In writing this column in Writely, I've chosen my font, changed the line spacing, even gone crazy and indented the paragraphs without really breaking stride. It's all straightforward, intuitive stuff. On the downside, printing doesn't look too pretty: if you're spending a lot of time collating documents, doing fancy layouts, adding images or writing book-length materials in Master Documents, then you're better off with something like Word. And according to comments on Writely's blog, getting links to people to read your document can present confusing sign-up choices, although these may vanish once Google account integration is worked out. However, these seem like problems that can be fixed, and if you're writing something like this -- short, delightfully written online prose -- then Writely makes perfect sense.
The one thing you want to do when you've written a column is check how many words you've written.
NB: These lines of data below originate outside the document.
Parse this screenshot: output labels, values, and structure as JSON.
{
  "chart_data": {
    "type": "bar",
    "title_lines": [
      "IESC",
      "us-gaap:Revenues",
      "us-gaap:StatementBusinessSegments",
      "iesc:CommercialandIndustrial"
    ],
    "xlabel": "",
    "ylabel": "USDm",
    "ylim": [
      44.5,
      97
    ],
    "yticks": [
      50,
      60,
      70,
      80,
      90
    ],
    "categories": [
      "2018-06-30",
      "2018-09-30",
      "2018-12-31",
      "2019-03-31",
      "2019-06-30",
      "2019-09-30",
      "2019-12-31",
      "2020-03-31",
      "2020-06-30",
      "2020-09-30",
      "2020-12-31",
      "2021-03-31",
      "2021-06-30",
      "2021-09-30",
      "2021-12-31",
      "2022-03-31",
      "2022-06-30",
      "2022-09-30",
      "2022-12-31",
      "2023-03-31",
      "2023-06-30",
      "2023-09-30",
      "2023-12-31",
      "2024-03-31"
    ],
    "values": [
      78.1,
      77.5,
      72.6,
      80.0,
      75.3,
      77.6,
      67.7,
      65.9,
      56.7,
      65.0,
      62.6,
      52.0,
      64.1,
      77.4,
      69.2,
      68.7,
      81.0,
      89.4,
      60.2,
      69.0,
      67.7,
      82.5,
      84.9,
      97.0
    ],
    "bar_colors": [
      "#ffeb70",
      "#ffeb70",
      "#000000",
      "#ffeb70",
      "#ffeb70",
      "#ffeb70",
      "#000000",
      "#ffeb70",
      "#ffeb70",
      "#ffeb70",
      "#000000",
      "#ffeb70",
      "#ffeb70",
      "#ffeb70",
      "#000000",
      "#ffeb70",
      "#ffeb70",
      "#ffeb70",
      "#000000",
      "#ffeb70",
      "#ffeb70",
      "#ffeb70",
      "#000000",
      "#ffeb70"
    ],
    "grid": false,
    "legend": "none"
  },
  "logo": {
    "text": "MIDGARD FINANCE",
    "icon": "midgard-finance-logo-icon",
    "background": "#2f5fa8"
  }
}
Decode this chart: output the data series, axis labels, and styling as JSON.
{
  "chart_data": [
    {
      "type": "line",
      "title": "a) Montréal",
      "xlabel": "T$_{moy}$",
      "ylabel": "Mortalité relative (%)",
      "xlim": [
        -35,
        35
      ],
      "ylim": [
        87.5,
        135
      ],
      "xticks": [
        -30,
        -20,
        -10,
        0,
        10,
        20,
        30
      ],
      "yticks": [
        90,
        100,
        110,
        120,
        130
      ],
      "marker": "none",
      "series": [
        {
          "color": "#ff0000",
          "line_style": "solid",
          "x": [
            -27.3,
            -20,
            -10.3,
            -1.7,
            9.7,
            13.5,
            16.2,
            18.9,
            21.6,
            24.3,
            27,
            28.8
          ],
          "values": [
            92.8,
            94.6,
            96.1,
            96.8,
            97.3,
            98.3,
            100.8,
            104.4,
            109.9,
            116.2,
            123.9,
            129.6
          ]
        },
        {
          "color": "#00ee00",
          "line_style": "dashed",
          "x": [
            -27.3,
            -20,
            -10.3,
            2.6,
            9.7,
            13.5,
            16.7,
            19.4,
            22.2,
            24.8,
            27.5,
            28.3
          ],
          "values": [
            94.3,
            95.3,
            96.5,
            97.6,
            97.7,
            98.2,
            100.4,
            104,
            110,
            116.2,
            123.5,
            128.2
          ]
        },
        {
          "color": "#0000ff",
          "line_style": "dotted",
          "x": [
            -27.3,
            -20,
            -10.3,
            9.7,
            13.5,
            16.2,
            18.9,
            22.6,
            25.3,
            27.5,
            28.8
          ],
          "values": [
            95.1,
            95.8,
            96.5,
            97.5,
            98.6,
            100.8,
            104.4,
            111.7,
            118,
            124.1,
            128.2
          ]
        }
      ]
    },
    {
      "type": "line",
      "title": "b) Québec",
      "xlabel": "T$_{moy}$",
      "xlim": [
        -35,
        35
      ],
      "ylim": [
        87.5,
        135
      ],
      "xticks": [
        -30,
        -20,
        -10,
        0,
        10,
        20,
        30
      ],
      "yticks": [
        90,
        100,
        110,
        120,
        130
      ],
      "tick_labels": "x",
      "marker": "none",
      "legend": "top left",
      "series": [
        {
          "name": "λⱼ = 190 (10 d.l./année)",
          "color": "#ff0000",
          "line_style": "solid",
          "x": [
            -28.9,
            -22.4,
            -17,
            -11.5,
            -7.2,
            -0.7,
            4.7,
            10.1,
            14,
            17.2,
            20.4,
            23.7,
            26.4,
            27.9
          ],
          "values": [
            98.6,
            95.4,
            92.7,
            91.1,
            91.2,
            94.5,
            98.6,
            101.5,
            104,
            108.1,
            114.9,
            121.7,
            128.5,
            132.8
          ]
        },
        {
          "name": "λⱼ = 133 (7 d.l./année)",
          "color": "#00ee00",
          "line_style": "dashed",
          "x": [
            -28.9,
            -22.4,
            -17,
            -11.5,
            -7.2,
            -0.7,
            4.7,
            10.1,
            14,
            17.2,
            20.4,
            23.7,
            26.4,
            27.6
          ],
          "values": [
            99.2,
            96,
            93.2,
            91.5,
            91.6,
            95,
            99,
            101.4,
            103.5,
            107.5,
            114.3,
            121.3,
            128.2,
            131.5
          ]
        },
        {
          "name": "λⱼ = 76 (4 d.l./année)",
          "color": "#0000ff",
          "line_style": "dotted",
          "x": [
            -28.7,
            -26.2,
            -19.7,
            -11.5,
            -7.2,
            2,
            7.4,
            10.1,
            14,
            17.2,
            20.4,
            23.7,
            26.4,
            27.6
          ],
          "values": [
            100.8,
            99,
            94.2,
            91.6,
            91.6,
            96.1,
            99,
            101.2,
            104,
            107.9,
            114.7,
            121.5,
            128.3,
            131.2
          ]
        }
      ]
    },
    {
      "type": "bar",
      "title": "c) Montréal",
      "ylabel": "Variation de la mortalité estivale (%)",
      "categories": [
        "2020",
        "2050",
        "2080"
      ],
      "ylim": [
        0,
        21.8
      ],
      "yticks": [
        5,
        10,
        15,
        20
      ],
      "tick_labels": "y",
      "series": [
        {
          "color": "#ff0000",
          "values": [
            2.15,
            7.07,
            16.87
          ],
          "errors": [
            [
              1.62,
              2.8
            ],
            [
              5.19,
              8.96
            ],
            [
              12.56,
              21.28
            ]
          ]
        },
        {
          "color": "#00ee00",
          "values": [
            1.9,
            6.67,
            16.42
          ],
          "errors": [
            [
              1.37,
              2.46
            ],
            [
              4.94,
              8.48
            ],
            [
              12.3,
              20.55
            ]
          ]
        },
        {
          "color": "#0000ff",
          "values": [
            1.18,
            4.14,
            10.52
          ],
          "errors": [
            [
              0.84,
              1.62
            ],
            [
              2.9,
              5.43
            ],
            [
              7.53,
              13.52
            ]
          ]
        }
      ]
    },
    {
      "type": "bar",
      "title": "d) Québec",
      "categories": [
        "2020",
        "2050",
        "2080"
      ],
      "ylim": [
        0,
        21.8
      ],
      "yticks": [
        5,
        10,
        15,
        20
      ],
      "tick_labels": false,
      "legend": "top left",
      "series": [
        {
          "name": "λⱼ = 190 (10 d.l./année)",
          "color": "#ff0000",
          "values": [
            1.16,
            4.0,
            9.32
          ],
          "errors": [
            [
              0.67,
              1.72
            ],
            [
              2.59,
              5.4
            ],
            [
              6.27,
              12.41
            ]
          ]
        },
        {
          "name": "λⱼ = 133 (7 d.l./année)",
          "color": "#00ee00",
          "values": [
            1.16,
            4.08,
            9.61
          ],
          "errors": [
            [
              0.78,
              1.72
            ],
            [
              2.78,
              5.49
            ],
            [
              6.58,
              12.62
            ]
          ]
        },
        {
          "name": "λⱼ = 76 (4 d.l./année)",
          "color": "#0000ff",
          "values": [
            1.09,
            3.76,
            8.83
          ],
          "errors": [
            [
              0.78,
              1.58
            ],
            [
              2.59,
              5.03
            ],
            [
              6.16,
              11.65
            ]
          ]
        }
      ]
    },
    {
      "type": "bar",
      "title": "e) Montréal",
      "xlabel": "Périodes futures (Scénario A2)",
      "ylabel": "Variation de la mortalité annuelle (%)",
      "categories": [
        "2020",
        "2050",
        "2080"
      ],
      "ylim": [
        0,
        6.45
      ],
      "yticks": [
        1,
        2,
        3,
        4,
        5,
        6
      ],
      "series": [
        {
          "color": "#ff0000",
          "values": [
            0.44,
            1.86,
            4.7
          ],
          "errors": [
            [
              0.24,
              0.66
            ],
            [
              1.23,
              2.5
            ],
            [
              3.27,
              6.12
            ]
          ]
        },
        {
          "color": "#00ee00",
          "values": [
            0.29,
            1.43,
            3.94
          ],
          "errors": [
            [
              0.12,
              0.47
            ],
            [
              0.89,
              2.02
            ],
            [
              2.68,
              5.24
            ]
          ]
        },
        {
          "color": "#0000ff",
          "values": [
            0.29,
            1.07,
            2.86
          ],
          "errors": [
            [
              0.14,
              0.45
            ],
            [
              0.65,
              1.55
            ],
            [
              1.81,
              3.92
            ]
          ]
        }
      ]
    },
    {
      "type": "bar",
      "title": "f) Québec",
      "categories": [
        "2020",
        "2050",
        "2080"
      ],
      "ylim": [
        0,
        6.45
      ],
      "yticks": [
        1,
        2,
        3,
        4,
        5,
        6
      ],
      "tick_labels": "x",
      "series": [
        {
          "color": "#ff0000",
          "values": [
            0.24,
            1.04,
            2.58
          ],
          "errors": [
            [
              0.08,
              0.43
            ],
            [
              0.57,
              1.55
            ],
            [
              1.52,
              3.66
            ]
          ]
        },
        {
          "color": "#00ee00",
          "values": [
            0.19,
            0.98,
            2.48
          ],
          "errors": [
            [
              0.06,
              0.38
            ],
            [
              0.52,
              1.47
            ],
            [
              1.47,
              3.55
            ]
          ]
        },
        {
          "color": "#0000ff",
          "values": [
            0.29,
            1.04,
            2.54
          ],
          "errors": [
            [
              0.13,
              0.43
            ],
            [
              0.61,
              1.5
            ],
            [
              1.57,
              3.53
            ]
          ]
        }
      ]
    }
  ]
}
A journalist I know (and an impeccable source) worked at Microsoft as a consultant several years ago, advising the company on ways to improve its software, and he asked the team why the word-count feature wasn't easier to find. He was told that this facility was a low priority because the team were so angry with the bad press they'd received that they had no wish to make life easier for members of the media. Writely passed this test with flying colours. Just go to the Edit menu and select count words (although I admit I did have to look it up in the Help menu).
Writely was put in closed beta after its purchase by Google in March, and the company is now working to integrate it with Google's membership systems and to ensure that its technology has the scale required to become the planet's free writing application. I hope they figure it out. Once it's properly integrated with Google Calendar and Gmail, I for one (along with a couple of Swedish quantity surveyors) will definitely be using Writely whenever possible. Take my Word for it. Please.